Gut 20 Millionen Euro gab RB Leipzig in dieser Saison für neue Spieler aus, etwa so viel wie der als Vizemeister feststehende Bundesligist Borussia Dortmund. Rangnick setzt vor allem auf junge Talente. So holte er in den vergangenen Jahren Spieler wie den Ex-Bremer Davie Selke (21 Jahre alt), den Dänen Yussuf Poulsen (21) oder Willi Orban (23) vom 1. FC Kaiserslautern, die allesamt zu Garanten des Aufstiegs wurden. Immer wieder beklagten sich andere Vereine darüber, dass RB Leipzig ohne Skrupel Personal abwerbe - wie jetzt auch im Fall von Ralph Hasenhüttl, der schlussendlich aus seinem Trainer-Vertrag beim FC Ingolstadt herausgekauft wurde und die Leipziger im ersten Bundesliga-Jahr betreuen wird. RB zahlte für Hasenhüttl nach Angaben der Ingolstädter die höchste Ablösesumme, die jemals für einen deutschen Trainer geflossen sei. 250.000 Euro berappten die Leipziger für das erst 15 Jahre alte Toptalent Elias Abouchabaka von Hertha BSC. Noch nie bezahlte in Deutschland ein Verein so viel für einen Jugendspieler.

Neues Stadion?

Geld spielt eben keine Rolle, wenn der Schritt ins Konzept passt. So eröffnete RB Leipzig im vergangenen Herbst ein hochmodernes Leistungszentrum, dessen Bau 33 Millionen Euro verschlang. Angeblich plant der Verein außerdem, ein neues Stadion mit über 80.000 Plätzen zu bauen - schon mit Blick auf mögliche internationale Auftritte in der Zukunft. Noch spielt RB im Leipziger Zentralstadion, das jetzt Red Bull Arena heißt und zunächst von knapp 43.000 auf 57.000 Plätze erweitert werden soll.

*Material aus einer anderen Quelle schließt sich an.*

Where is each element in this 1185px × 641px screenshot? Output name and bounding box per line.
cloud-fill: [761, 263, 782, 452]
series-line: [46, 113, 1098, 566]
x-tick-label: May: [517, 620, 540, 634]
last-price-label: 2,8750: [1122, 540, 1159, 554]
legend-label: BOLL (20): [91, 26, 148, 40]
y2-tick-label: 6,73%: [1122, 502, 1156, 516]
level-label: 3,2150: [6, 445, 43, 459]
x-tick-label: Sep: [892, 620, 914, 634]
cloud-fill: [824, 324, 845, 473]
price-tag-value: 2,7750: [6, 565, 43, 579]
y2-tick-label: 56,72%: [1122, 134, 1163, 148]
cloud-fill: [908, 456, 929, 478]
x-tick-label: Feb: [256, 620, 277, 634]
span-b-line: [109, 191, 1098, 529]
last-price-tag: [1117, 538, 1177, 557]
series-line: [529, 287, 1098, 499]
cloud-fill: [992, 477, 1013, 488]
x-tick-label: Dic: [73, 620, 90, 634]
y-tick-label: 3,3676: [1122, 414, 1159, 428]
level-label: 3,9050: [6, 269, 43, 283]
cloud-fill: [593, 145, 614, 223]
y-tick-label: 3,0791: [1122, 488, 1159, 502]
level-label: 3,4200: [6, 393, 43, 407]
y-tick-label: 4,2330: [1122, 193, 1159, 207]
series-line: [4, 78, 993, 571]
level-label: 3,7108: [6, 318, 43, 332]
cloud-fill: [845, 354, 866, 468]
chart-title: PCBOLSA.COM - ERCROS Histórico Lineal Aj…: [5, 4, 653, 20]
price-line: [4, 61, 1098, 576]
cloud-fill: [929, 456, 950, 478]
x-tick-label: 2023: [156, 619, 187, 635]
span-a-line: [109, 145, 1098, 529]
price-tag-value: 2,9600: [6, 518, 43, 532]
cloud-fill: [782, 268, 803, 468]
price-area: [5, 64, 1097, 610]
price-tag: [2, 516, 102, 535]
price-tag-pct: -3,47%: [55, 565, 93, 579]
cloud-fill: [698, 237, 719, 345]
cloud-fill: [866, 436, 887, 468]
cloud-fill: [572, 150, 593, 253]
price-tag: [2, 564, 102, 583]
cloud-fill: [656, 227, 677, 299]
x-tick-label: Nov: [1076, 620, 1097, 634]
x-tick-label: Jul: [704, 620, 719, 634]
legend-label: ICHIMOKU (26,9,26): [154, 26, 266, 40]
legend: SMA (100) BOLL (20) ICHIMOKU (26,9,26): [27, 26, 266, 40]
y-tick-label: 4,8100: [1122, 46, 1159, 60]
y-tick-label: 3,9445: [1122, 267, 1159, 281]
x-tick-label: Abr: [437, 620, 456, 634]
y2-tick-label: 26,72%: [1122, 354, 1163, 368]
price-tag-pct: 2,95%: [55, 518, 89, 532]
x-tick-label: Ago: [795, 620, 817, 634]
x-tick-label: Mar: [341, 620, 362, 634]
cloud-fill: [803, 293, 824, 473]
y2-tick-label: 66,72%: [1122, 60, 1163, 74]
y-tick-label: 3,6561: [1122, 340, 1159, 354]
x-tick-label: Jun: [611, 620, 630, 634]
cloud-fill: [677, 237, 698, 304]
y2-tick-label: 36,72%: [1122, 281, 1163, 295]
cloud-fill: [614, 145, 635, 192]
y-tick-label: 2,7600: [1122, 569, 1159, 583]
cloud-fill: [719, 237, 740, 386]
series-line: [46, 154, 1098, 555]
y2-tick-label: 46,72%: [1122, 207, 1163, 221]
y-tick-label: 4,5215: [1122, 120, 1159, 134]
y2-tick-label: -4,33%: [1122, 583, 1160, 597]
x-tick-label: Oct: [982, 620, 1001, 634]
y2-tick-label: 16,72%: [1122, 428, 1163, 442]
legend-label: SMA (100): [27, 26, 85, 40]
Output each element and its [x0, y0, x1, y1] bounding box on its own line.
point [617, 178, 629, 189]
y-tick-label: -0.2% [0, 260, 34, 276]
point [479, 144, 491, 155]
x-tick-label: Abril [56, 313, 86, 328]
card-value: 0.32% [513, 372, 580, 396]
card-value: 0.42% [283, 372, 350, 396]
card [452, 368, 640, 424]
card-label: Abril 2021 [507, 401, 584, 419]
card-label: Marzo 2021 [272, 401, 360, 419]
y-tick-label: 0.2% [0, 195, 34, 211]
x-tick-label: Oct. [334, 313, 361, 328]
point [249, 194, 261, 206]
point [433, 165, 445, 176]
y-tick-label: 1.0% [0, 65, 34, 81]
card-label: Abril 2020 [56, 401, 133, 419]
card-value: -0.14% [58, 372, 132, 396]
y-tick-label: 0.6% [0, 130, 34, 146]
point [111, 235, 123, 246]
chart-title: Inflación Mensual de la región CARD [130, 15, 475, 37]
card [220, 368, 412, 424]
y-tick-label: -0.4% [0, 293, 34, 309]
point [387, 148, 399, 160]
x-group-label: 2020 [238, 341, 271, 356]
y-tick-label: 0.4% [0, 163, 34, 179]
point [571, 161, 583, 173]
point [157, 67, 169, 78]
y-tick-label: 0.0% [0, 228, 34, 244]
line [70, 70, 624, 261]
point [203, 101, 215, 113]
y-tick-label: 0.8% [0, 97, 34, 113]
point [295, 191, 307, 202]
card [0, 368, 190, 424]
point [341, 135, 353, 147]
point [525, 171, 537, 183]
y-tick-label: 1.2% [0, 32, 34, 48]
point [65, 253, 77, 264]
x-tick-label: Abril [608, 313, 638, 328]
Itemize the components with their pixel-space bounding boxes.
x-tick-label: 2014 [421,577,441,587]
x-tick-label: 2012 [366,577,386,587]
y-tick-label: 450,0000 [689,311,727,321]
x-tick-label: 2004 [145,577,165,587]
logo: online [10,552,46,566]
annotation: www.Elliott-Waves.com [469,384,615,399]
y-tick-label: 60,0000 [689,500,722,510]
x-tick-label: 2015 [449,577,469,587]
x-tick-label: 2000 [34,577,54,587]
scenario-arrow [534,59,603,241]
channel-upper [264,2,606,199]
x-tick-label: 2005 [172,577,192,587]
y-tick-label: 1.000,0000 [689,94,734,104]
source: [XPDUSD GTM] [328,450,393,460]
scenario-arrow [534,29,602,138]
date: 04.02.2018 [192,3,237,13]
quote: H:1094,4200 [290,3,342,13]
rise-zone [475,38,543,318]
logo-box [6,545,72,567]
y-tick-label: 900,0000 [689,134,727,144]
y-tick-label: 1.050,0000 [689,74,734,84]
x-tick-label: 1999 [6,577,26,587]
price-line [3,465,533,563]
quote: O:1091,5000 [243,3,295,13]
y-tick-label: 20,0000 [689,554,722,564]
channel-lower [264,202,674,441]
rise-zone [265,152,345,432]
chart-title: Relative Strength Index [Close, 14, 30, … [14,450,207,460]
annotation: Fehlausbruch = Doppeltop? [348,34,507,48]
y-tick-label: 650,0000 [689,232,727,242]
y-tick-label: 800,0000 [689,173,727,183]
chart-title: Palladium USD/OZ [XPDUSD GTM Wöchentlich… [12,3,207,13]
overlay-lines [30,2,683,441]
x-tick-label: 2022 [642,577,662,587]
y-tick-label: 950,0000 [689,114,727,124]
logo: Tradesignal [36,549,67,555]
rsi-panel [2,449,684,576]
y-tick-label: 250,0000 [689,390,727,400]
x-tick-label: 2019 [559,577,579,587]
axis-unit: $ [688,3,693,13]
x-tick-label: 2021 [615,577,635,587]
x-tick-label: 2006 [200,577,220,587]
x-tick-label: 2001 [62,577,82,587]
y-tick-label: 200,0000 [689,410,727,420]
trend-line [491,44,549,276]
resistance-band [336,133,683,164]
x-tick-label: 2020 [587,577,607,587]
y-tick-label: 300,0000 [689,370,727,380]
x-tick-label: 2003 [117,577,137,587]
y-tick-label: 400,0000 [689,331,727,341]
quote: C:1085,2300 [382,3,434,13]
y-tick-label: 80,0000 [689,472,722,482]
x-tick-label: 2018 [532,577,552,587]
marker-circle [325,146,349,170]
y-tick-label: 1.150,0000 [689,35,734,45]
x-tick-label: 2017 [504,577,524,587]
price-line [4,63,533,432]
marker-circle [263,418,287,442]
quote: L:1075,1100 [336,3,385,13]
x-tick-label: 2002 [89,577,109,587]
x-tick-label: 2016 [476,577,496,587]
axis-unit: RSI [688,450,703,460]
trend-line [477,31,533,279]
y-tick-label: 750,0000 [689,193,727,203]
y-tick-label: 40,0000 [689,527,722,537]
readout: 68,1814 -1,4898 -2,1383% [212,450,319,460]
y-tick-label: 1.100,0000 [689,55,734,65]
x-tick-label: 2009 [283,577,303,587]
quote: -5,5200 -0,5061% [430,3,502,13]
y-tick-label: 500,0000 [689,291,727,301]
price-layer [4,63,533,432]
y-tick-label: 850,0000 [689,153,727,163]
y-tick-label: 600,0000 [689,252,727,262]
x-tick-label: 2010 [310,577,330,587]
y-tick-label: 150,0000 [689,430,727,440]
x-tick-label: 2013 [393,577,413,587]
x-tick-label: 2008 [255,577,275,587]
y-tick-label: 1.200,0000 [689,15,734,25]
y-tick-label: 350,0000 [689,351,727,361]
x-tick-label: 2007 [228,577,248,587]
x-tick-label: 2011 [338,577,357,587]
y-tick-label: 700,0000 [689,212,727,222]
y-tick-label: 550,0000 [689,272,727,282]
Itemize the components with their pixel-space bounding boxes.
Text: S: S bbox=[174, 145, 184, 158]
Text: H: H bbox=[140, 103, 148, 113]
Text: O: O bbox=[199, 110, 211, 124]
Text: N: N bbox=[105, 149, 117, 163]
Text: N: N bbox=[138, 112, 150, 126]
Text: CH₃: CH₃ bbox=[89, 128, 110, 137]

Gartenarchitekt ohne grünen Finger

Nach der Verpflichtung des neuen Trainers Hasenhüttl kann sich Ralf Rangnick wieder voll auf seine Management-Aufgaben als Sportdirektor konzentrieren. Der 57-Jährige beschreibt seine Rolle so: "Ich habe zwar keinen grünen Finger, kann aber der Gartenarchitekt sein." Für die erste Bundesliga-Saison wollen die Leipziger sechs bis sieben neue Leistungsträger kaufen. Als Neuzugänge gehandelt werden unter anderen Nationalspieler Kevin Volland (24) aus Hoffenheim und der Schweizer Nationalspieler Breel Embolo vom FC Basel (19). "Wir werden mit großer Wahrscheinlichkeit die jüngste Mannschaft der Bundesliga haben", verkündete Rangnick. Das Budget ohne Prämien soll auf 30 bis 35 Millionen Euro steigen.

Kevin Volland jubelt über einen Treffer. Foto: dpa-pa
Geht Volland von Hoffenheim nach Leipzig?Bild: picture-alliance/dpa/U. Anspach

Der Aufstieg - daran ließ Red-Bull-Chef Mateschitz schon vor zwei Jahren in einem Interview von sportal.de keinen Zweifel - ist nicht mehr als eine Zwischenstation. Auf die Frage, ob er eines Tages mit RB Leipzig ein ernsthafter Konkurrent für den FC Bayern und Borussia Dortmund sein wolle, antwortete der Österreicher: "Wenn wir das nicht irgendwann einmal wollten, sollten wir den Fußball besser an den Nagel hängen."